The Rockets say it's unfair to judge Yao's impact strictly on numbers anyway. In Tuesday's blowout win over the Bulls, for example, the center played just 11 minutes because of foul trouble but still contributed 14 points (on six-of-eight shooting) on a variety of shots that included a pull-up jumper, a spin move around Othella Harrington for a dunk and another short jumper off an Hakeem-like dream shake. After the game, both McGrady and Jon Barry credited Yao's early play in the post as a major factor in the victory. "I think the key was we established Yao early in the game," Barry said. "He had eight points in those first four or five minutes ... Maybe [the Bulls] got a little discouraged by it."

Though Yao won't say it publicly, one way he could take his game to an even higher level would be if he could get some offseason rest. He has spent the past three summers playing in international competitions for his Chinese national team, limiting his longest break away from the game to three weeks. Not only does it wear on him physically, but because those practices are geared more for upcoming competition, he loses out on a chance to hone various aspects of his game. "I played all summer long. I don't have a lot of time to practice," Yao admits. "I have some practice, but these practices are more like preparing for this game or the Olympics ... It's not like I get to work on technique."

Yao's handlers hope to convince Chinese authorities this year to give him a summer off.

It would be better for him, they argue, and for China since it would increase his stature as one of the NBA's top players. After all, Yao's rookie contract comes up in a couple years and high-profile teams like the Lakers and Knicks could target him as their franchise cornerstones if the Rockets don't lock him up with an extension before then.

As for his famous lack of a mean streak on the court, Yao seems to understand it's an area in which he could improve. Even McGrady noted in an SI article earlier that his easy-going teammate will "be better than [Rik Smits], once he learns to let the dog out every night." In some ways this has been the most difficult thing for Yao to master in the NBA. For one, it's not in his nature to be mean. For another, he entered the NBA as a 22-year-old playing in a brand new country in which he barely spoke the language. It's almost as if he's trying to learn how to play with the right amount of aggression without causing a conflict on the court.

"It's easy to understand but hard to implement," Yao says. "It has a lot to do with personality. Compared to when I first got to the NBA, it's changed a lot. [But it's] another reason why I haven't developed as fast. I can do it sometimes, but not always."

Even with the strides he's made it's important to remember Yao is still young and learning and adjusting to the nuances of the NBA. Still, the Rockets have overcome a slow start this season to put themselves in the top six of the West. Most of their key players, including McGrady, Bob Sura and Juwan Howard, are under contract for next season and should be back.
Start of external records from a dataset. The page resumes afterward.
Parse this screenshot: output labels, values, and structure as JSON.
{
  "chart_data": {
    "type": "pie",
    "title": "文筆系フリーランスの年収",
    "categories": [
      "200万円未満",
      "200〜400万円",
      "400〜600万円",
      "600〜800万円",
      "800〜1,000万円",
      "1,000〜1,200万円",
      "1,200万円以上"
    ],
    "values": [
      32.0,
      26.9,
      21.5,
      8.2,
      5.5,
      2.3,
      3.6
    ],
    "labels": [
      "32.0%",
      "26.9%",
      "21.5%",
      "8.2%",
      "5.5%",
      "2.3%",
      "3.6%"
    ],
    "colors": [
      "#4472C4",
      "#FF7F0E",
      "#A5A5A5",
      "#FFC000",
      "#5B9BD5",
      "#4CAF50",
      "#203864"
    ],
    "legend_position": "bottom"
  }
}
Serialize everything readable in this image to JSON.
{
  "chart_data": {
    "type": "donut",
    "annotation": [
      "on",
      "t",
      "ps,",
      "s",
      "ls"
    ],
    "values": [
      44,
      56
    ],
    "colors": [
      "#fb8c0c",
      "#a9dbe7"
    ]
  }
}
Houston also might be able to go out and get a quicker, more athletic power forward to help Yao. Either way, with another year under Van Gundy's system, a little more time to develop chemistry with his teammates and maybe some rest this summer, Yao is liable to take a step forward next season. He might never be Shaq, but at 24, he's already as good as Smits in his prime.

Not that Yao will expect all his critics to go away in the meantime. When asked about his perceived lack of meanness Tuesday, Yao shrugged and responded with an answer that sounded like a Chinese proverb: "When a glass of water is full, it overflows," he said.

I'm still not sure what he meant. But I'm guessing it was a little gentle trash-talk.